Methods: START was an open-label, multi-center study that enrolled 6,998 RRMS patients. Primary endpoints were incidence of bradycardia (heart rate < 45 bpm) and second-/third-degree atrioventricular (AV) block during treatment initiation. Subgroup analyses were performed according to age, gender, body mass index (BMI), baseline expanded disability status scale (EDSS), and concomitant medication to determine the impact of these variables on cardiac outcomes parameters.

Results: 63 patients (0.9%) developed bradycardia (<45 bpm), 120 patients (1.7%) had a second-degree Mobitz I (Wenkebach) block and/or 2:1 AV block. One case of an asymptomatic third-degree AV block occurred. No Mobitz II AV block was observed. After 1 week, no second-/third-degree AV block was observed. The incidence of second- or third-degree AV blocks was significantly higher in older patients (≥50 years; p = 0.014 vs. patients 35–49 years). Second- or third-degree AV blocks were more frequent in females (87.5% of all patients with a second- or third-degree AV block; p < 0.001), while bradycardia occurred more often in males (58.7% of all bradycardia events; p < 0.001). Furthermore, patients with a BMI below 25 had a higher incidence of second- or third-degree AV block.

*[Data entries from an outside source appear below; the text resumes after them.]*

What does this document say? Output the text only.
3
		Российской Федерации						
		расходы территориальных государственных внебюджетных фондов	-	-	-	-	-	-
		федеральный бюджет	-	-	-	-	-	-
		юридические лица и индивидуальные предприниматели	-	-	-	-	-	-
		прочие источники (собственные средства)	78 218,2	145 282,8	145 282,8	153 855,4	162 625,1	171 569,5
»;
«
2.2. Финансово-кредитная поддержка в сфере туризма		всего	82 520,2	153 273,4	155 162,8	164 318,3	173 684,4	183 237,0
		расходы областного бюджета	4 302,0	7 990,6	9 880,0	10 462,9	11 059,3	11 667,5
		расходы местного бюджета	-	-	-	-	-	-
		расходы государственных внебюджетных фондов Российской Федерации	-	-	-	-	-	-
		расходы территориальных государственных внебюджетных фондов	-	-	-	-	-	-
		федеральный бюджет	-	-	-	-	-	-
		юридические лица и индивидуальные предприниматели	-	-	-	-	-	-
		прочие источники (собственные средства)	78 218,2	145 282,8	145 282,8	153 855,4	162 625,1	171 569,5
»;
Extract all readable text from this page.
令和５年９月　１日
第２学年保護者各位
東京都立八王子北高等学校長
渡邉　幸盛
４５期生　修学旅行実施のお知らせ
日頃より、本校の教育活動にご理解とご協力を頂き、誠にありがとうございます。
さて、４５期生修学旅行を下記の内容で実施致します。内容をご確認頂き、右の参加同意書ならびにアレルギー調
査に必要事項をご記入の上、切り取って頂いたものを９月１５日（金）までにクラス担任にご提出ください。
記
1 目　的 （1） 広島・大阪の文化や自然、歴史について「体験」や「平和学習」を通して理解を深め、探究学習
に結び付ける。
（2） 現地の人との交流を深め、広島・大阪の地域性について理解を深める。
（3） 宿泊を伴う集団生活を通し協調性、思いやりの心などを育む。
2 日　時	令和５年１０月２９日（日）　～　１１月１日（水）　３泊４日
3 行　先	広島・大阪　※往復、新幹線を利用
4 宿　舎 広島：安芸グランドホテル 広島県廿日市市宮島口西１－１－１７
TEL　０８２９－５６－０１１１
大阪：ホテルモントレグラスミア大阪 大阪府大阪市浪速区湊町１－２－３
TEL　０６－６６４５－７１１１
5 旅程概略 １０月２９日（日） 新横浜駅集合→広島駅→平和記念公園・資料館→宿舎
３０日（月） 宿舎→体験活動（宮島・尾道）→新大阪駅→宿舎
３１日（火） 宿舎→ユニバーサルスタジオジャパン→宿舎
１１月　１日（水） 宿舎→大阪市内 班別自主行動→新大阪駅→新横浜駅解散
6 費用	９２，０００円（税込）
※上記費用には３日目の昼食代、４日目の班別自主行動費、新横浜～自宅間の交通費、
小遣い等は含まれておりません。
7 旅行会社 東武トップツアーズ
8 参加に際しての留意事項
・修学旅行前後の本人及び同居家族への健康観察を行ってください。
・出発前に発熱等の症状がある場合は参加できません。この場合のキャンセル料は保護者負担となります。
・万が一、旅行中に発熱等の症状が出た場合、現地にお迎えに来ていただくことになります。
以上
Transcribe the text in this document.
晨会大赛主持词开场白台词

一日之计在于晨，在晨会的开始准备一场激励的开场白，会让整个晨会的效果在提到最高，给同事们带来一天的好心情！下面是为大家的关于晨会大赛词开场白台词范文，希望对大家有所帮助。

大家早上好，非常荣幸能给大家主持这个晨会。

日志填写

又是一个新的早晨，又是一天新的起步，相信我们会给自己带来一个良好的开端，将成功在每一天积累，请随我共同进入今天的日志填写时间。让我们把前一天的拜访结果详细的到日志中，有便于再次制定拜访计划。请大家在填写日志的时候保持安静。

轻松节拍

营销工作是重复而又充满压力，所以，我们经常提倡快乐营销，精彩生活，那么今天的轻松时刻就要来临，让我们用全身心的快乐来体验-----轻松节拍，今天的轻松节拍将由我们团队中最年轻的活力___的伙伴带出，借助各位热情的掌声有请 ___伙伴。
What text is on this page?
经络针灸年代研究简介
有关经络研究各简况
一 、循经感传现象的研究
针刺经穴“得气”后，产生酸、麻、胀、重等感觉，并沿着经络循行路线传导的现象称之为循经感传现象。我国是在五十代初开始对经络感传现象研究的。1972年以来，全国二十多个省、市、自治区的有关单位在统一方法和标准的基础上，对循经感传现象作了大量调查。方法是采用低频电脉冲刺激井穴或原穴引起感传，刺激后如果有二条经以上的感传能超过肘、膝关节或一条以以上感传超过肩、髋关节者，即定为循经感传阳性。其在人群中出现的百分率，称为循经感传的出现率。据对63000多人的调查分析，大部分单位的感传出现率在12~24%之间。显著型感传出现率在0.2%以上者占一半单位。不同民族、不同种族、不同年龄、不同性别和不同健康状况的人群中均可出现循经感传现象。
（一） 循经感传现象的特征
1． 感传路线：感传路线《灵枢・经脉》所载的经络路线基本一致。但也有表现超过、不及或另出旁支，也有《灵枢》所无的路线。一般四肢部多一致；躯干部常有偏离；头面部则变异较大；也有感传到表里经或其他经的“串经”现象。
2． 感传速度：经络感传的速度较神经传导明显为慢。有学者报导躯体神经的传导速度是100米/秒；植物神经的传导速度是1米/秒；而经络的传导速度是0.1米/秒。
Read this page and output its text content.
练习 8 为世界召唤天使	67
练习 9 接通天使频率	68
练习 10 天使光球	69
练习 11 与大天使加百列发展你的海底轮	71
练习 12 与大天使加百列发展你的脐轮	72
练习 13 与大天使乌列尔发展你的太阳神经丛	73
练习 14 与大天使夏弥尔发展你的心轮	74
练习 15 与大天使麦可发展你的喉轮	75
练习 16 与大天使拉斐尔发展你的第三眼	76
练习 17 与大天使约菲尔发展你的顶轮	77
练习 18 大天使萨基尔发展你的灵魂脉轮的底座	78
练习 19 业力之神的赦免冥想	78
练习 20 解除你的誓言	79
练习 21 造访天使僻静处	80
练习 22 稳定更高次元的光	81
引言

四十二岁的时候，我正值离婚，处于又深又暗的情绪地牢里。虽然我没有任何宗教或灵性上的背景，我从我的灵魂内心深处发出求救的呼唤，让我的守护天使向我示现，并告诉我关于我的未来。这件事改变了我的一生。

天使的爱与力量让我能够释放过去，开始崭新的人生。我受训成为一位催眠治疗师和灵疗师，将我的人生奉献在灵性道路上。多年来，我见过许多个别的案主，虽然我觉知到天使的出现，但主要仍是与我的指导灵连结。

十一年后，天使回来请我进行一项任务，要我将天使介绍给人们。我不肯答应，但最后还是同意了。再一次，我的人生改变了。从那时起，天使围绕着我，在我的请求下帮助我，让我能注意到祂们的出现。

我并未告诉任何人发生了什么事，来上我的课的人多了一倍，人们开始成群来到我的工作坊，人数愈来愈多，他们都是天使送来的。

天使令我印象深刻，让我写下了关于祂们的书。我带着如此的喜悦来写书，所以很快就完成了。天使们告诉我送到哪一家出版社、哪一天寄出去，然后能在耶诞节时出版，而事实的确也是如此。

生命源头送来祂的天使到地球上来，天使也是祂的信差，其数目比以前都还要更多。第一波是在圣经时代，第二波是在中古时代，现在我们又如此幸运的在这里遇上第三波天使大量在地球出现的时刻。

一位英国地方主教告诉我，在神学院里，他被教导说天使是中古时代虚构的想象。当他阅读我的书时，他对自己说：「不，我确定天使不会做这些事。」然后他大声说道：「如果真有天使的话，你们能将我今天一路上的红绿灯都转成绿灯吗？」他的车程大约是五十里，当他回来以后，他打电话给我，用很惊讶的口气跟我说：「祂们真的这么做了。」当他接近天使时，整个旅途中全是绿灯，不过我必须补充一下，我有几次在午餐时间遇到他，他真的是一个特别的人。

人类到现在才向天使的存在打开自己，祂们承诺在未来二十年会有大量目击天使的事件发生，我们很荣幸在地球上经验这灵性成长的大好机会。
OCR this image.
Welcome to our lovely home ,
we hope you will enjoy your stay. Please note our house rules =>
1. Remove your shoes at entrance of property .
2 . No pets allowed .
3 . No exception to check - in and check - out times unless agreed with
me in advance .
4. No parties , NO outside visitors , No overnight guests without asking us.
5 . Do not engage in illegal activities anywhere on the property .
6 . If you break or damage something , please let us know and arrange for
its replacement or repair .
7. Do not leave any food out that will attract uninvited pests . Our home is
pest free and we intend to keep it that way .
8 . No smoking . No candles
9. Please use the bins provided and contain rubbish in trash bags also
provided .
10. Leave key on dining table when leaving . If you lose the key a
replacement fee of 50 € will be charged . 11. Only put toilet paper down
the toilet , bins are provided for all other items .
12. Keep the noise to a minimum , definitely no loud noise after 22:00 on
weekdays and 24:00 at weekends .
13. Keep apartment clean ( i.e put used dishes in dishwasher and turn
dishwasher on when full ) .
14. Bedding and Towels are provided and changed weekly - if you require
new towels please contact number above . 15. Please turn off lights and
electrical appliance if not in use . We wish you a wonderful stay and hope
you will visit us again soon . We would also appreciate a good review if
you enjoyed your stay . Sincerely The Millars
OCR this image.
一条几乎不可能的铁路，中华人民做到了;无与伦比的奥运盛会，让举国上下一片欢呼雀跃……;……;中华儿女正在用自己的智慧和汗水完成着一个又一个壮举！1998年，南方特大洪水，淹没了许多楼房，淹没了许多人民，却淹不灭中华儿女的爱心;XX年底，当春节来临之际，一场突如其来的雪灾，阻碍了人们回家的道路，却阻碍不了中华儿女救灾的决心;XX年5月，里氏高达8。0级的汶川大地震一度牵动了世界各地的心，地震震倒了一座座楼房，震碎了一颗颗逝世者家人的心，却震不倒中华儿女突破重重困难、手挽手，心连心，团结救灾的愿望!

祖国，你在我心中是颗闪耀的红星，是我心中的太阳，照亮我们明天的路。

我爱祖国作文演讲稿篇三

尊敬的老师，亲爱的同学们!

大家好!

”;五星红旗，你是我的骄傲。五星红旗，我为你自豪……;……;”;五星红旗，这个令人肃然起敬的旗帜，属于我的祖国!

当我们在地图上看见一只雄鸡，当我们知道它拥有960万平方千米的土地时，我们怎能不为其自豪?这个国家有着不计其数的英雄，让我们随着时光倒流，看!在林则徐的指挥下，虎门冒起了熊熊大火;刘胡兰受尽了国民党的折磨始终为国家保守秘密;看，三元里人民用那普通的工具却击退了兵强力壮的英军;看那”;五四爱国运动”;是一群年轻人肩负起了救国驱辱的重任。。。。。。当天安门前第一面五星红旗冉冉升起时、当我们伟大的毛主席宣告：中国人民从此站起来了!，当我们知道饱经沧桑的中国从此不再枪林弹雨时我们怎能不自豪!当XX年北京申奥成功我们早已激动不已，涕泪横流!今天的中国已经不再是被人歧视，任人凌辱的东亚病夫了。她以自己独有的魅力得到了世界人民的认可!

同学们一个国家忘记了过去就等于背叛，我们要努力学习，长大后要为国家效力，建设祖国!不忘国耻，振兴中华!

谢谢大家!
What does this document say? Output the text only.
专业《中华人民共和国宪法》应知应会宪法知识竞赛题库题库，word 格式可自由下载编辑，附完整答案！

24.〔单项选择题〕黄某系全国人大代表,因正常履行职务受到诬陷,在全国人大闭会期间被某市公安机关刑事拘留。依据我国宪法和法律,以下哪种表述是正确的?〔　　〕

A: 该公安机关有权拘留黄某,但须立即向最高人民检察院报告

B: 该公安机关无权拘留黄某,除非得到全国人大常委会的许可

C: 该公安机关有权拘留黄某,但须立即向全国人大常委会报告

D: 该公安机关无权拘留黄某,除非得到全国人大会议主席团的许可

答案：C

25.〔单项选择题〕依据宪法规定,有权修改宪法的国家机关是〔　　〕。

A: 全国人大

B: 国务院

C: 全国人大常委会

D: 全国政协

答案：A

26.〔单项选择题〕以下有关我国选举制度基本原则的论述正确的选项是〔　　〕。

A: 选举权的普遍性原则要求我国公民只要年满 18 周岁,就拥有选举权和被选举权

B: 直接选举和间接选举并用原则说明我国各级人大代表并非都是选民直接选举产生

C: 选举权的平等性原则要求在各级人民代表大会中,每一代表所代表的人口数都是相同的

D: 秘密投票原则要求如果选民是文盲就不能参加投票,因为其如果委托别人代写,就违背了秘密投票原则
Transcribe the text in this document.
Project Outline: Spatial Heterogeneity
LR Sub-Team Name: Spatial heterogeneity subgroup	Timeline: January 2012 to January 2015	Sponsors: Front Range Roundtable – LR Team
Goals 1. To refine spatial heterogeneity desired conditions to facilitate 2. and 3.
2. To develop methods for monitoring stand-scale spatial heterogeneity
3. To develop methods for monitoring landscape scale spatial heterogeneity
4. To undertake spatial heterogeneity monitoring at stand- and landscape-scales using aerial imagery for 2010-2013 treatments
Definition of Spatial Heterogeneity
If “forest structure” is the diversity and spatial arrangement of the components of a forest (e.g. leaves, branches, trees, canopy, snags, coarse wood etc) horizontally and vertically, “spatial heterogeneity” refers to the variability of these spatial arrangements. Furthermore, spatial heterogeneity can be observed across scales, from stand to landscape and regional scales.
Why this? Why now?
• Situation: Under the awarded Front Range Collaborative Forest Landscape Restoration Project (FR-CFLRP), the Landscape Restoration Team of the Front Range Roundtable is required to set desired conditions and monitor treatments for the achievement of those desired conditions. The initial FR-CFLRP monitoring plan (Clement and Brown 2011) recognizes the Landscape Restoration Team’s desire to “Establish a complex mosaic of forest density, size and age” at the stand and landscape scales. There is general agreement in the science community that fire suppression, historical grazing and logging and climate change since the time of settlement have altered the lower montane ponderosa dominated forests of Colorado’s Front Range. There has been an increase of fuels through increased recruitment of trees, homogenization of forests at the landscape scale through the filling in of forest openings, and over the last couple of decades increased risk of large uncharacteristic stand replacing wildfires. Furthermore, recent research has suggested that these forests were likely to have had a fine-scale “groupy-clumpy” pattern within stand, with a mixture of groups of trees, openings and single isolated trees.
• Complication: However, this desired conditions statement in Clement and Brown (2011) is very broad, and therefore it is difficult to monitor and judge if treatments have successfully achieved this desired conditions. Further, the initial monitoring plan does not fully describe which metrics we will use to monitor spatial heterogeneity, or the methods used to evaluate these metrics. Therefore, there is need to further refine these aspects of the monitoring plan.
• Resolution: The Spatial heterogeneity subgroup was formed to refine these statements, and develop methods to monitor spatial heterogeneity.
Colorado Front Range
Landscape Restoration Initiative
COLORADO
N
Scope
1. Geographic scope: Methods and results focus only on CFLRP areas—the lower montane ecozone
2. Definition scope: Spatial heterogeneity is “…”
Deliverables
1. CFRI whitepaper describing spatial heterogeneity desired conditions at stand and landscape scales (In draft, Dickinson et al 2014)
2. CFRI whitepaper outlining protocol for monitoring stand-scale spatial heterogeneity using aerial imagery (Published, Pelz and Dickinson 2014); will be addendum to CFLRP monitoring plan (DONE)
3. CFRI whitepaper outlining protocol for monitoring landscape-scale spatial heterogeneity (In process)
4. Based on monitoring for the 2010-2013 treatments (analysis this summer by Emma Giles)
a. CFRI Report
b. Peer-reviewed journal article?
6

Conclusions: In summary, transient bradycardia and AV conduction abnormalities after the first dose of fingolimod were rare and asymptomatic. When compared to females, male patients might have a higher risk for bradycardia during treatment initiation, presumably due to a lower resting heart rate. Furthermore, a low heart rate before treatment initiation, low body weight, or low BMI possibly increases the risk for bradycardia. Second- or third-degree AV blocks were more frequent in females, older patients and patients with a low BMI. Nevertheless, these cardiac events remained rare and benign, confirming the favorable cardiac safety profile of fingolimod upon treatment initiation in MS patients without cardiovascular comorbidities.